Abstract

In children, only a few studies have compared different modes of propofol infusion during a total intravenous anesthesia (TIVA) with propofol and remifentanil. The aim of this study was to compare Bispectral Index (BIS) profiles (percentage of time spent at adequate BIS values) between four modes of propofol infusion: titration of the infusion rate on clinical signs (TIVA0 ), titration of the infusion rate on the BIS (TIVABIS ), target controlled infusion (TCI) guided by the BIS either with the Kataria model (TCI KBIS ) or the Schnider model (TCI SBIS ).
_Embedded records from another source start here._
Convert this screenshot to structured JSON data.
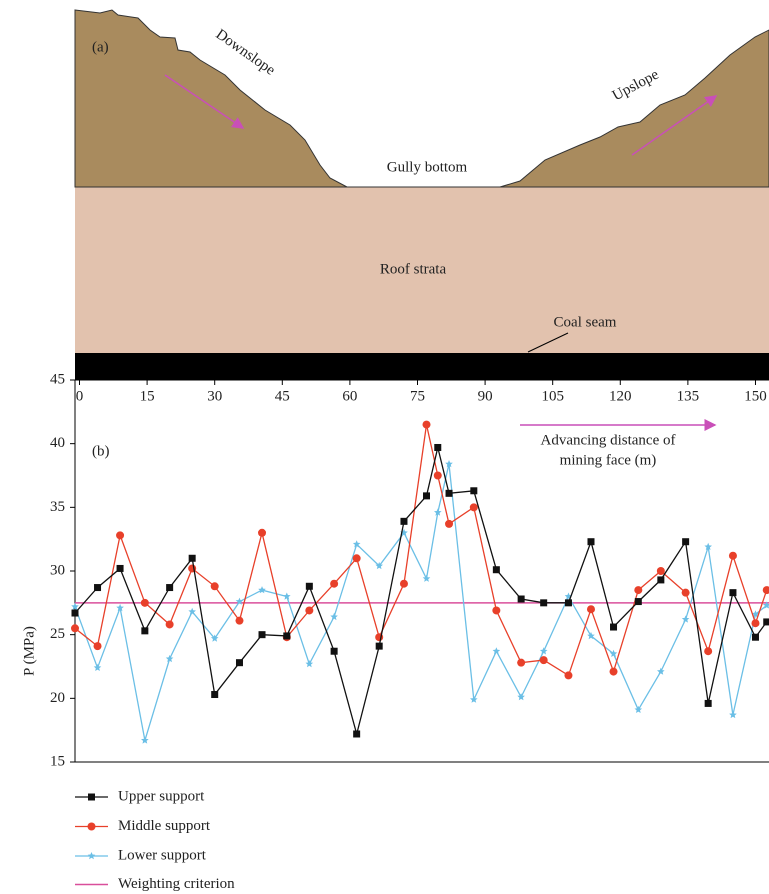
{
  "diagram": {
    "panel_label": "(a)",
    "downslope": "Downslope",
    "upslope": "Upslope",
    "gully": "Gully bottom",
    "roof": "Roof strata",
    "coal": "Coal seam"
  },
  "chart_data": {
    "type": "line",
    "panel_label": "(b)",
    "annotation": [
      "Advancing distance of",
      "mining face (m)"
    ],
    "y_label": "P (MPa)",
    "x": [
      -1,
      4,
      9,
      14.5,
      20,
      25,
      30,
      35.5,
      40.5,
      46,
      51,
      56.5,
      61.5,
      66.5,
      72,
      77,
      79.5,
      82,
      87.5,
      92.5,
      98,
      103,
      108.5,
      113.5,
      118.5,
      124,
      129,
      134.5,
      139.5,
      145,
      150,
      152.5
    ],
    "series": [
      {
        "name": "Upper support",
        "color": "#111111",
        "marker": "square",
        "values": [
          26.7,
          28.7,
          30.2,
          25.3,
          28.7,
          31.0,
          20.3,
          22.8,
          25.0,
          24.9,
          28.8,
          23.7,
          17.2,
          24.1,
          33.9,
          35.9,
          39.7,
          36.1,
          36.3,
          30.1,
          27.8,
          27.5,
          27.5,
          32.3,
          25.6,
          27.6,
          29.3,
          32.3,
          19.6,
          28.3,
          24.8,
          26.0
        ]
      },
      {
        "name": "Middle support",
        "color": "#e8402a",
        "marker": "circle",
        "values": [
          25.5,
          24.1,
          32.8,
          27.5,
          25.8,
          30.2,
          28.8,
          26.1,
          33.0,
          24.8,
          26.9,
          29.0,
          31.0,
          24.8,
          29.0,
          41.5,
          37.5,
          33.7,
          35.0,
          26.9,
          22.8,
          23.0,
          21.8,
          27.0,
          22.1,
          28.5,
          30.0,
          28.3,
          23.7,
          31.2,
          25.9,
          28.5
        ]
      },
      {
        "name": "Lower support",
        "color": "#6bbfe6",
        "marker": "star",
        "values": [
          27.2,
          22.4,
          27.1,
          16.7,
          23.1,
          26.8,
          24.7,
          27.6,
          28.5,
          28.0,
          22.7,
          26.4,
          32.1,
          30.4,
          33.0,
          29.4,
          34.6,
          38.4,
          19.9,
          23.7,
          20.1,
          23.7,
          28.0,
          24.9,
          23.5,
          19.1,
          22.1,
          26.2,
          31.9,
          18.7,
          26.6,
          27.3
        ]
      }
    ],
    "criterion": {
      "name": "Weighting criterion",
      "value": 27.5,
      "color": "#d94f9b"
    },
    "xlim": [
      -1,
      153
    ],
    "xticks": [
      0,
      15,
      30,
      45,
      60,
      75,
      90,
      105,
      120,
      135,
      150
    ],
    "ylim": [
      15,
      45
    ],
    "yticks": [
      15,
      20,
      25,
      30,
      35,
      40,
      45
    ]
  }
}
Sixty-six children (aged from 4 to 14years) were prospectively randomized into one of the four groups. In the TIVA0 group, the anesthesiologist was blinded to the BIS. In each group, the percentage of time with adequate BIS values (45-55), the bias, and imprecision were calculated. The propofol consumption was similar in the four groups. During the maintenance phase, the percentage of time spent in the targeted BIS range was significantly lower in the TIVA0 group compared to the three other groups (TIVA0 : 31%±22, TIVABIS : 59%±17, TCI KBIS : 53%±12, TCI SBIS : 56%±17). The bias was not statistically different between the four groups, but the imprecision was larger for the TIVA0 group. Compared to the Kataria model, the Schnider model was associated with shorter time delay to reach the desired BIS, to eyes opening, and to tracheal extubation. Propofol administration using manual infusion guided by clinical signs was associated with higher risks of over- or underdosage when compared to BIS-guided administrations. When propofol infusion was guided by the BIS, no major difference was found between TIVA and TCI (either with the Kataria or the Schnider model). This study highlights the need of a pharmacodynamic feedback during propofol anesthesia in children.